In base al Term sheet agreement, per conquistare la maggioranza assoluta di Apvs la finanziaria regionale dovrebbe sborsare poco più di 4,5 milioni di euro, una cifra più alla portata delle sue casse. Anche l’assegno dei privati di Venezia Investimenti sarebbe più leggero perché andrebbe a coprire il 48 e non il 66 percento di Apvs.
Tutto bene? Fino a un certo punto. Il Term sheet agreement, che deve essere approvato entro il 30 ottobre del 2016 oppure verrà annullato, prevede che entro due anni Veneto Sviluppo possa cedere la maggioranza alla stessa Venezia Investimenti che avrebbe diritto di prelazione sulle quote pubbliche.
È lo stesso schema seguito durante la privatizzazione della Save, ceduta dalla finanziaria regionale alla Save di Enrico Marchi durante il lungo regno veneto di Giancarlo Galan. La Save non è solo un esempio storico ma ha già un piede dentro il terminal passeggeri. La sua quota si trova al gradino più basso ed è pari al 22,18 per cento di Vtp, la stessa percentuale degli operatori locali raccolti sotto la sigla societaria Finpax. Marchi ha un’ovvia sinergia fra l’aerostazione di Tessera e il porto riassunta nel progetto Fly and Cruise, un’offerta turistica integrata fra volo e crociera. Non solo la Save di Marchi è un appoggio naturale per le grandi compagnie di navigazione turistica, ma c’è un altro particolare da non trascurare.
I soci dell’apparentemente superflua Apvs, ossia Veneto Sviluppo e il nuovo entrato Venezia Investimenti, hanno un diritto di prelazione primario sulla cessione delle quote rispettive. Ma se nessuna delle due esercita la prelazione, i soci del livello inferiore, fra i quali Save, hanno un diritto di prelazione secondario e possono esercitarlo aumentando il loro peso nel terminal passeggeri.

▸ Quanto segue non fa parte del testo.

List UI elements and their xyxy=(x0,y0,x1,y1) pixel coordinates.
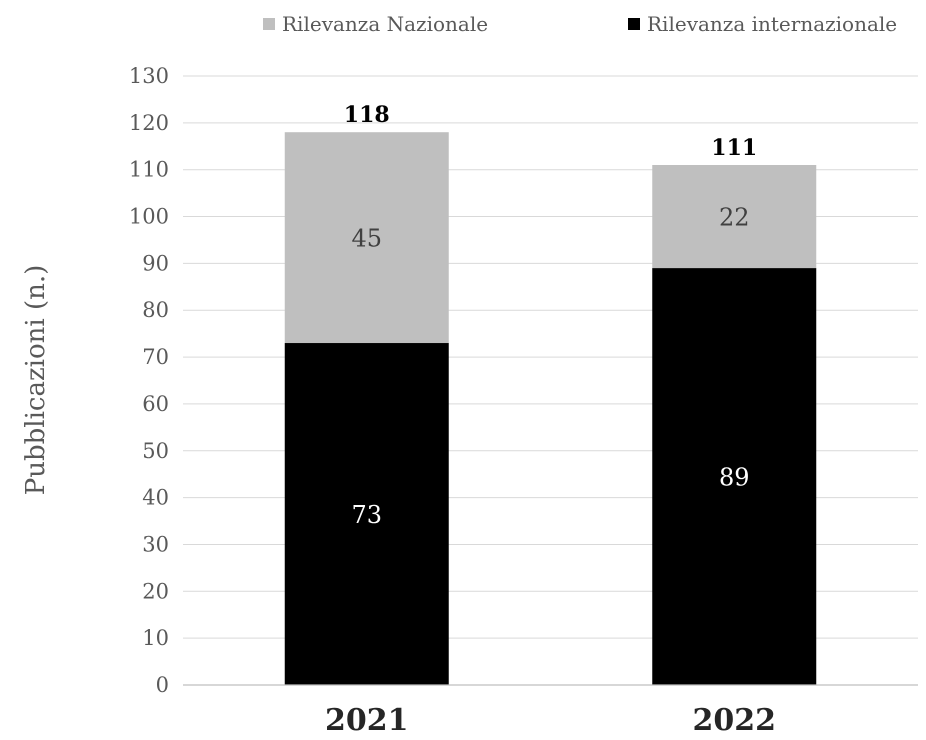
y-tick-label: 20 xyxy=(142,579,169,603)
x-category-label: 2022 xyxy=(693,703,777,738)
legend-swatch-nazionale xyxy=(263,18,275,30)
total-label-2022: 111 xyxy=(711,135,757,161)
x-category-label: 2021 xyxy=(325,703,409,738)
y-tick-label: 10 xyxy=(142,626,169,650)
data-label-nazionale-2021: 45 xyxy=(351,225,382,253)
bars xyxy=(284,132,817,685)
legend: Rilevanza Nazionale Rilevanza internazio… xyxy=(263,12,897,36)
y-tick-label: 60 xyxy=(142,392,169,416)
x-axis-categories: 2021 2022 xyxy=(325,703,776,738)
y-tick-label: 30 xyxy=(142,532,169,556)
total-label-2021: 118 xyxy=(344,102,390,128)
y-axis-ticks: 0 10 20 30 40 50 60 70 80 90 100 110 120 130 xyxy=(129,64,169,697)
legend-label-nazionale: Rilevanza Nazionale xyxy=(282,12,488,36)
y-tick-label: 40 xyxy=(142,486,169,510)
y-tick-label: 130 xyxy=(129,64,169,88)
bar-segment-nazionale-2021 xyxy=(284,132,449,344)
y-axis-label: Pubblicazioni (n.) xyxy=(21,265,51,496)
y-tick-label: 110 xyxy=(129,158,169,182)
y-tick-label: 0 xyxy=(156,673,169,697)
y-tick-label: 70 xyxy=(142,345,169,369)
bar-segment-internazionale-2021 xyxy=(284,343,449,685)
y-tick-label: 120 xyxy=(129,111,169,135)
data-label-nazionale-2022: 22 xyxy=(719,204,750,232)
legend-swatch-internazionale xyxy=(628,18,640,30)
bar-segment-nazionale-2022 xyxy=(652,165,817,269)
bar-segment-internazionale-2022 xyxy=(652,268,817,685)
data-labels: 73 45 118 89 22 111 xyxy=(344,102,757,529)
y-tick-label: 100 xyxy=(129,205,169,229)
y-tick-label: 80 xyxy=(142,298,169,322)
y-tick-label: 50 xyxy=(142,439,169,463)
data-label-internazionale-2022: 89 xyxy=(719,464,750,492)
data-label-internazionale-2021: 73 xyxy=(351,501,382,529)
y-tick-label: 90 xyxy=(142,251,169,275)
legend-label-internazionale: Rilevanza internazionale xyxy=(647,12,897,36)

Martedì 31 maggio il presidente di Veneto Sviluppo si è presentato in Regione per riferire sull’audace colpo del porto di Venezia. «Rispondo solo alla giunta che in questo caso non mi ha dato indicazioni», ha detto. «Se non vi va bene, sfiduciatemi».
Per adesso, in termini di diritti acquisiti, c’è soltanto l’assegnazione provvisoria che darebbe il controllo delle banchine agli armatori privati. Non è improbabile che le quattro compagnie di navigazione, in caso di difficoltà, decidano di usare il bando vinto come strumento di contenzioso nei confronti della parte pubblica.
Per adesso l’unico ricorso contro la gara assegnata il 30 marzo è stato presentato al Tar dai portabagagli della stazione marittima, la cooperativa che è socia di minoranza di un socio di minoranza, la Finpax.
Ma i portabagagli veneziani non sembrano avere abbastanza forza per bloccare i colossi del turismo. Né sembra avere avuto effetto lo studio del centro The european house-Ambrosetti dove si afferma che i porti italiani vanno in perdita quando sono gestiti dagli armatori per il semplice motivo che le tariffe vengono abbassate per aumentare gli utili delle compagnie di navigazione. Anche questo è conflitto di interessi e non dovrebbe contare di meno soltanto perché a essere in conflitto sono i privati.